For the first time in 14 years, Nokia is no longer the top global cellphone maker. Samsung is set to seize the mobile handset market’s top spot at the end of 2012, reports market researcher iSuppli. Nokia’s share this year will drop to 24 percent, down from 30 percent last year.
Samsung is expected to account for 29 percent of worldwide cellphone shipments, up from 24 percent in 2011, according to the IHS iSuppli Mobile and Wireless Communications Service.
Meanwhile, in the global smartphone market, Samsung and Apple are the dominant players. Last year they were neck-and-neck for leadership, with only 1 percentage point of market share separating them. This year, Samsung’s global smartphone shipments pulled ahead by 8 points to 28 percent, up from 20 points in 2011. Apple gained 1% to a 20% share globally. In contrast, Nokia will suffer the biggest decrease in smartphone share, plunging by 11 points to 5 percent in 2012. That’s down from 16 percent in 2011.
The Samsung and Apple duopoly represents the dominant force in the smartphone market, with the two companies accounting for 49 percent of shipments in 2012, up from 39 percent in 2011.
Stephen Elop spoke to CNET on the cultural shift at Nokia, why he went with AT&T as an exclusive partner, and what keeps him up at night.
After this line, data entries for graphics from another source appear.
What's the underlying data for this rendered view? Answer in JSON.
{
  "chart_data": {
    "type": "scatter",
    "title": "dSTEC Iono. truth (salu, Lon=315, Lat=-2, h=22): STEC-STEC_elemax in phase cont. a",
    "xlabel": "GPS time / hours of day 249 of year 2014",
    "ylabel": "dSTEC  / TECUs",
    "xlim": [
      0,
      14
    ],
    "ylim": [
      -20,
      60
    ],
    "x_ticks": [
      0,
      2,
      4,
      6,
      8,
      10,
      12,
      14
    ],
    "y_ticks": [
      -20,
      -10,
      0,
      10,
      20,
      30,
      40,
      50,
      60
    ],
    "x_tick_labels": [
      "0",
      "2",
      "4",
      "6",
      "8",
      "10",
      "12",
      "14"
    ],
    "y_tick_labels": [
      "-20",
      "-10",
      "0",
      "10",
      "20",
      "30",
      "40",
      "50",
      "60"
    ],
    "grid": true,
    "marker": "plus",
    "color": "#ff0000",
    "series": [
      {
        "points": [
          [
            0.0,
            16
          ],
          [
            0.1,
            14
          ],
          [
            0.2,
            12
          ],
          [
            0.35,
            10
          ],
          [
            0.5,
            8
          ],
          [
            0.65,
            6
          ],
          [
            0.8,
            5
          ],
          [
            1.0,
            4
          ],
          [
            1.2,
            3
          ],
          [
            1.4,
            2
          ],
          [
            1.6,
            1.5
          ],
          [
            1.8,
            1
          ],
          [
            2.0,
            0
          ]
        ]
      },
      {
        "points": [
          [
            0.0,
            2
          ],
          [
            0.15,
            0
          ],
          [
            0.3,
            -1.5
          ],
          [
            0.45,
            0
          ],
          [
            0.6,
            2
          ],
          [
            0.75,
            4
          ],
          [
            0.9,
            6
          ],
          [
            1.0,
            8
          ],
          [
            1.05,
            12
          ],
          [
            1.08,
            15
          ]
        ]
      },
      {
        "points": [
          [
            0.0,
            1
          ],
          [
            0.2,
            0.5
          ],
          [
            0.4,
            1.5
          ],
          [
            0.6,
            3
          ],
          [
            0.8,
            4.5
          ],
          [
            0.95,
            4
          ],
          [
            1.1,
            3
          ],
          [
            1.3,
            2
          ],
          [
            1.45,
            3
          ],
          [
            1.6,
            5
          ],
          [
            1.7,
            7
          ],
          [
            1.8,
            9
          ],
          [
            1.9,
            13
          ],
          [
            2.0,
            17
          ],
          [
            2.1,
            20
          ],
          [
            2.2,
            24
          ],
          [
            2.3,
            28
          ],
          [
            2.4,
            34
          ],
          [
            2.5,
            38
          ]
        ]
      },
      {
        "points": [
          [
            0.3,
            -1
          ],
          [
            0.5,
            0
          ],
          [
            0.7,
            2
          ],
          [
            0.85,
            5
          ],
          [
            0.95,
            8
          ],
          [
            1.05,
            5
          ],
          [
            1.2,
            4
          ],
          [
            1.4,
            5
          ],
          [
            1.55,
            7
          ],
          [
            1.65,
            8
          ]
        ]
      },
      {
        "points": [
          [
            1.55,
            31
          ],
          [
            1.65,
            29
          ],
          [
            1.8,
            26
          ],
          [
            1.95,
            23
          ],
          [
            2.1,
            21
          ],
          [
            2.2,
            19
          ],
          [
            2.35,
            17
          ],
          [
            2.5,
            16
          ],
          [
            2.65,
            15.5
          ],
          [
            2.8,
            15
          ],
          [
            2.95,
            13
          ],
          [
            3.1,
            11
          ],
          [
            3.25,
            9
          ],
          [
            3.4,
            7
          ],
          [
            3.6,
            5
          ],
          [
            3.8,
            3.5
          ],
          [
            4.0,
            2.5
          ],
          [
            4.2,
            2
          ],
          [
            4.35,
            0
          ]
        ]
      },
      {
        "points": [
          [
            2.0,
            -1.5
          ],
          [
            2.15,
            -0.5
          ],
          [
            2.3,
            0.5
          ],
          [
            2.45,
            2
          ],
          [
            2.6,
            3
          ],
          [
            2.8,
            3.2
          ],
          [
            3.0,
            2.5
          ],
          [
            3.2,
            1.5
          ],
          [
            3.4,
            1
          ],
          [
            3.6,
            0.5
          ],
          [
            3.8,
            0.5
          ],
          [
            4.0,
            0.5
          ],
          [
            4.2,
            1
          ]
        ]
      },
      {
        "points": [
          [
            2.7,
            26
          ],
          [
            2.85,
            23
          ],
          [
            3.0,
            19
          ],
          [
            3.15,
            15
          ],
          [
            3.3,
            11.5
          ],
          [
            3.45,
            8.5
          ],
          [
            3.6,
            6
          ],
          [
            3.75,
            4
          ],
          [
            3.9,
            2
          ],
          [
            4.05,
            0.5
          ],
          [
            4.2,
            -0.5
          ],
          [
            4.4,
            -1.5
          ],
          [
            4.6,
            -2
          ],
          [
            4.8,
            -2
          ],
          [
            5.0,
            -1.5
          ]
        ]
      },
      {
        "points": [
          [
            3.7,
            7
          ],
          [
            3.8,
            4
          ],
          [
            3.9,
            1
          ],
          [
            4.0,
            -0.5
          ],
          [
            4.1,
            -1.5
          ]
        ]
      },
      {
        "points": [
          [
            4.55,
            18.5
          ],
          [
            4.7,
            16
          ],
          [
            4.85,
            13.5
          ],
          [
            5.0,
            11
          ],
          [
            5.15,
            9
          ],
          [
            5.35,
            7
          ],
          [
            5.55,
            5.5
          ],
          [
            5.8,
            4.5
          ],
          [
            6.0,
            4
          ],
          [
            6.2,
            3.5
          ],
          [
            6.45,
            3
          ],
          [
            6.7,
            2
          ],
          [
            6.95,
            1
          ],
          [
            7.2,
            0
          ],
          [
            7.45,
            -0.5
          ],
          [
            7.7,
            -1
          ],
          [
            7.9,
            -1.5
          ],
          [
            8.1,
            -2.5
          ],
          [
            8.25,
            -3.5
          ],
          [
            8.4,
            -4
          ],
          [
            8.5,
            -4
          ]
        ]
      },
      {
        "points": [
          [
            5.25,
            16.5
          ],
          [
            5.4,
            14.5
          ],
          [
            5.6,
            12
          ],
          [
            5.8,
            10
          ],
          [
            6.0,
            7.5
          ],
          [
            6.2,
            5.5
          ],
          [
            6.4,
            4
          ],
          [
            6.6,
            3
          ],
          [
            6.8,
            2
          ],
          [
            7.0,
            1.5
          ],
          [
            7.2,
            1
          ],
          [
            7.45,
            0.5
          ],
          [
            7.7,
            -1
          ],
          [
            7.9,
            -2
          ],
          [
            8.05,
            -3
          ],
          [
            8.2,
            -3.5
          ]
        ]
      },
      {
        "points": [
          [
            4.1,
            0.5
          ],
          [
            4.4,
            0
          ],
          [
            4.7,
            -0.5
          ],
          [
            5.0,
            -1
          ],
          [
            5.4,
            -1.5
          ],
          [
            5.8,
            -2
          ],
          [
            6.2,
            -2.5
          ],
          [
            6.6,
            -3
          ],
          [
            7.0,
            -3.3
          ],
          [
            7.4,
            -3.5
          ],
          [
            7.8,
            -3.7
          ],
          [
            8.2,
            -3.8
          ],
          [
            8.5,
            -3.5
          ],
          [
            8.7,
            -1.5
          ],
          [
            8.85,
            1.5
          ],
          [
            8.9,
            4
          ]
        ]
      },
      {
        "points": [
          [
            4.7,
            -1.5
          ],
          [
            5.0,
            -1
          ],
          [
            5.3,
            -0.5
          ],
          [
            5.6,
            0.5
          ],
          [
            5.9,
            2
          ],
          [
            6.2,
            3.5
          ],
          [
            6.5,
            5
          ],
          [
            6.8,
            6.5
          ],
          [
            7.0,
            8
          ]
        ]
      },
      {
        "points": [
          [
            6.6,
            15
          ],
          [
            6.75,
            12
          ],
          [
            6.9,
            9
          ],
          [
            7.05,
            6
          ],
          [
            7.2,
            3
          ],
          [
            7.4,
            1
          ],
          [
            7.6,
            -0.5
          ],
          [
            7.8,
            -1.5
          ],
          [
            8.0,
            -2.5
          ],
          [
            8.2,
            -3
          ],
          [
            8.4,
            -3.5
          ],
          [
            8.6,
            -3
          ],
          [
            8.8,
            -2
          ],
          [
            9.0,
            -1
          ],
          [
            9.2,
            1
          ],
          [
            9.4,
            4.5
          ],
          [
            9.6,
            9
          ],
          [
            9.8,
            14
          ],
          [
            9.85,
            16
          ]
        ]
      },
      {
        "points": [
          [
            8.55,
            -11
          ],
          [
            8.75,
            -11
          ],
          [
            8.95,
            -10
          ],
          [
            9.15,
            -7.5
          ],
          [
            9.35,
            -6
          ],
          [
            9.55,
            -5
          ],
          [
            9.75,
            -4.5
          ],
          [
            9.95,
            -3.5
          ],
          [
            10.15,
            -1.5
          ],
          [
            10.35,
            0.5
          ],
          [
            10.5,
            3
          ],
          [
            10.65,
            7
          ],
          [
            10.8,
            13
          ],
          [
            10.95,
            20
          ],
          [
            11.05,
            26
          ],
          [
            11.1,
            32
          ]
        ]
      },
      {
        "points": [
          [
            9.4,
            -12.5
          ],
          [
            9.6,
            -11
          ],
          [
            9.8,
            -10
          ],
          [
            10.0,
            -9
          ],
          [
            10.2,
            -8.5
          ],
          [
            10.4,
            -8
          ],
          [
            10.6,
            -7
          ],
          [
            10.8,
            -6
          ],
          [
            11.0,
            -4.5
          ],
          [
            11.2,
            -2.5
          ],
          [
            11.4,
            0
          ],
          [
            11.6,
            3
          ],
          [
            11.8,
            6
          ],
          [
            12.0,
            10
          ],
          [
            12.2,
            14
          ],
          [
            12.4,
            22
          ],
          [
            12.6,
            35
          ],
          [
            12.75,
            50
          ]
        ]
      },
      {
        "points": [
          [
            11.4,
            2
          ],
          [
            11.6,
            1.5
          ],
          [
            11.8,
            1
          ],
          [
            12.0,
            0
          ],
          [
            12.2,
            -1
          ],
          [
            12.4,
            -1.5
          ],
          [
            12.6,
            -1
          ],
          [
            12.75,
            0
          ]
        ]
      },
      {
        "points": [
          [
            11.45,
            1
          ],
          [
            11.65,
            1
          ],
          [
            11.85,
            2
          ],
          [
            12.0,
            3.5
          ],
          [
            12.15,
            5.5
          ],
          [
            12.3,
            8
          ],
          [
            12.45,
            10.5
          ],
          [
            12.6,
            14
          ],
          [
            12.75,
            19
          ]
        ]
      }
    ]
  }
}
C/Net: I know I’ve asked you this before, but why Windows Phone? Why bet on an operating system that so few people have heard about or embraced?
Elop: The single most important word is differentiation. It was about having to make a decision that allows us to stand out separately and distinctly.
With the Lumia 920, the product is differentiated based on Nokia innovation, but you also see a fundamental point of differentiation because it is a Windows Phone device.
We didn’t want to schlep into a carrier and tell them why our Android phone is better.
Apple’s global introduction of the iPhone 5 was Sept. 21, and more than 5 million devices were sold in the nine countries and territories that participated in the first wave of sales, Apple said in a Sept. 24 statement. Apple sold more than 2 million of its latest handsets in the three days following its Dec. 14 introduction in China, reports Bloomberg.
Strategy Analytics forecasts that LTE smartphone shipments will zoom to 275 million next year, up from 91 million this year, thanks largely to Apple and Samsung.
The number of commercial LTE networks will continue to grow next year, with 209 networks expected to be up and running by the end of next year compared to an estimated 166 in 2012, according to the Global mobile Suppliers Association. Major countries driving LTE growth next year will include the United States, United Kingdom, Japan, China and South Korea. The most popular LTE bands world-wide are 1.8 GHz, 2.6GHz and 700 MHz, in that order.